Traditionally, aesthetic medicine institutions have faced high customer acquisition costs, while customers have found decisionmaking difficult due to the opacity of information. The internet has, to a certain extent, solved these two problems, according to the Deloitte report.

"Aesthetic medicine institutions are becoming more rational in the selection of access-to-market channels and delivery platforms, whilst increasingly adopting high precision and more refined marketing methods to maximize value of the input-output effect," it said.

Historically, medical aesthetic institutions mainly used traditional advertisements and search engines to gain customers, leading to crude matching, increasing costs and falling returns on investment. With high-precision marketing, the ROI of aesthetic medicine customer acquisition platforms is increasing year after year, according to the report.

China's leading aesthetic medicine clinic franchise BeauCare Clinics said SoYoung and Meituan contribute to more than 45 percent of its new patient visits, and despite the impact from the pandemic, the company still met its yearly revenue expectations in 2020 thanks to the rise of minimally invasive procedures and recovered market demand in the second half.

"Digitalization in the industry is getting faster due to the pandemic, but also because unlike medical treatment for an ailing patient who needs offline medical checks, video consultation and online promotions are often enough for aesthetic medicine customers, and the rise of internet platforms offers aesthetic medicine practices more channels for advertisement and promotion, said Li Bin, president of BeauCare Clinics.

However, he said customers using internet platforms are price-sensitive, and sometimes are not rational enough to prioritize quality over price.

According to Luan Jie, director of the Chinese Society of Plastic Surgery under the Chinese Medical Association, the development of online platforms improves transparency of aesthetic medicine information for customers.

"Thanks to the digitalization of the industry, customers are becoming better informed. They have more open channels to trace back the origins of services and medical devices and drugs to be used," Luan said.

Besides, internet platforms help consumers avoid illegal and substandard service providers as they reinforce scrutiny over aesthetic medicine practices' professionalism and compliance with government regulations, he added.

In the past, many practitioners and institutions relied on advertisements and promotions to attract customers, but now professional skills speak louder, he said.

However, as the domestic aesthetic market expands, illegal practices in the sector, such as providing services without certificates, counterfeits and smuggled drugs remain rampant.

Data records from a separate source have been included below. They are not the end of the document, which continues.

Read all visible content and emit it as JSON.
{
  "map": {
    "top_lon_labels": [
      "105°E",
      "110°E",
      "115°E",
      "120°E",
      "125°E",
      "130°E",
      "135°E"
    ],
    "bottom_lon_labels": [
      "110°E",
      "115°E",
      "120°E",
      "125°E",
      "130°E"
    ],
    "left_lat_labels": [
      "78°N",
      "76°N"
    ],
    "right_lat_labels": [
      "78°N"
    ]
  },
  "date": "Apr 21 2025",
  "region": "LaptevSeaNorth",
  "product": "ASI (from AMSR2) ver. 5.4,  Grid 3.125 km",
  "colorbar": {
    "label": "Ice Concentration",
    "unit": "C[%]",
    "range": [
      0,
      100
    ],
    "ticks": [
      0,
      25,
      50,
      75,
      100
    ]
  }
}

China's aesthetic medicine market grew from 64.8 billion yuan ($10.04 billion) in 2015 to 176.9 billion yuan in 2019, with an impressive 28.7-percent compound annual growth rate, while the global market grew at a CAGR of around 8.2 percent over the same period, according to the Deloitte report.

The domestic market is poised to grow at a 15.2 percent CAGR between 2020 and 2023, versus 7 percent globally, following a period of adjustment.

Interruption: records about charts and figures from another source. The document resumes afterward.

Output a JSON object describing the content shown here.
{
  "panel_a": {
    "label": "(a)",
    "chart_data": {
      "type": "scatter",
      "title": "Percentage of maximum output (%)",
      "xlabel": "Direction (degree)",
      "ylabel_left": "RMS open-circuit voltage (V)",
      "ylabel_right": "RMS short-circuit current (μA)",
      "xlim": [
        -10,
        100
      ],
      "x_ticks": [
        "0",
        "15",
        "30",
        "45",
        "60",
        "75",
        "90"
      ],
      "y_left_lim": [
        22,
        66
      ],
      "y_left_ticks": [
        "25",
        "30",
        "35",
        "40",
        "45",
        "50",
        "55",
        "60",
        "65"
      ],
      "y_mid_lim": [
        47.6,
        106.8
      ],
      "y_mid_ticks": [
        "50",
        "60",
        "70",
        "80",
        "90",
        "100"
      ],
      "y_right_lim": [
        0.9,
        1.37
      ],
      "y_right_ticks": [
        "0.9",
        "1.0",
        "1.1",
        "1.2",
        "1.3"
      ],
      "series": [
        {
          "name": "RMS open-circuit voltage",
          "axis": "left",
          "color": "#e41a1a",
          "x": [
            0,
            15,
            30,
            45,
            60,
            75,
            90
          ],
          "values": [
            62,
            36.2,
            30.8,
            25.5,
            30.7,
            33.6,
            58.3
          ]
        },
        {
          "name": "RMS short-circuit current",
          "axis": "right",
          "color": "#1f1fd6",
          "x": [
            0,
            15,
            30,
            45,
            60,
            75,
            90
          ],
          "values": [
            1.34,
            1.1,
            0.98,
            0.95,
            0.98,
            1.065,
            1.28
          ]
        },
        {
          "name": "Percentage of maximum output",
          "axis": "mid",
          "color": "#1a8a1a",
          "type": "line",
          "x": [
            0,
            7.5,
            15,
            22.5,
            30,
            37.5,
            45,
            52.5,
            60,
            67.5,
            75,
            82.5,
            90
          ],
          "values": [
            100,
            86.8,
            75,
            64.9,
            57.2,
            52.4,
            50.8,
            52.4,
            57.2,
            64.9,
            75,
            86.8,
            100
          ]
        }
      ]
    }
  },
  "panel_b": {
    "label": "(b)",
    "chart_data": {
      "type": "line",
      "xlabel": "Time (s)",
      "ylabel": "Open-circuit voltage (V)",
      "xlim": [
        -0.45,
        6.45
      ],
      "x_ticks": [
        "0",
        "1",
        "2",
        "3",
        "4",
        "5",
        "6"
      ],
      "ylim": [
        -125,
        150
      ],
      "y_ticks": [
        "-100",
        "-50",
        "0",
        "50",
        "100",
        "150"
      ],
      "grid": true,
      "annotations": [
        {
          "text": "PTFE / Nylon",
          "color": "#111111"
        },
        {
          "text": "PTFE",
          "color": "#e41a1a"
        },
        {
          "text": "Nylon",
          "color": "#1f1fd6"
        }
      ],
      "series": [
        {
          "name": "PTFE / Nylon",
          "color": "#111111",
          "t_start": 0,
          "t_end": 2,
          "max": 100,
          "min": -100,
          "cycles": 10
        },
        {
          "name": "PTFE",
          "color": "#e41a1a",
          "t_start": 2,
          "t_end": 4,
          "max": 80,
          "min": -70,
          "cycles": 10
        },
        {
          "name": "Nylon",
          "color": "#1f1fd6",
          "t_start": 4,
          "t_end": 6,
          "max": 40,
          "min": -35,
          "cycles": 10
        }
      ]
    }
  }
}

Market consultancy iResearch said there were 13,000 legal aesthetic medicine institutions in China in 2019, but 15 percent of them provided services beyond their certificates. It is estimated that more than 80,000 beauty salons and lifestyle practices provided aesthetic medicine services illegally.

There were 38,343 legally registered practitioners, yet illegal practitioners amounted to more than 100,000. Among the legal practitioners, about 5,000 provided services illegally in institutions beyond their registrations in 2019.

Moreover, iResearch estimated two-thirds of the injection drugs circulating in the domestic market are either counterfeits or smuggled.

According to the Chinese Association of Plastics and Aesthetics, there are about 20,000 complaints annually on deformations caused by aesthetic medicine treatments in China.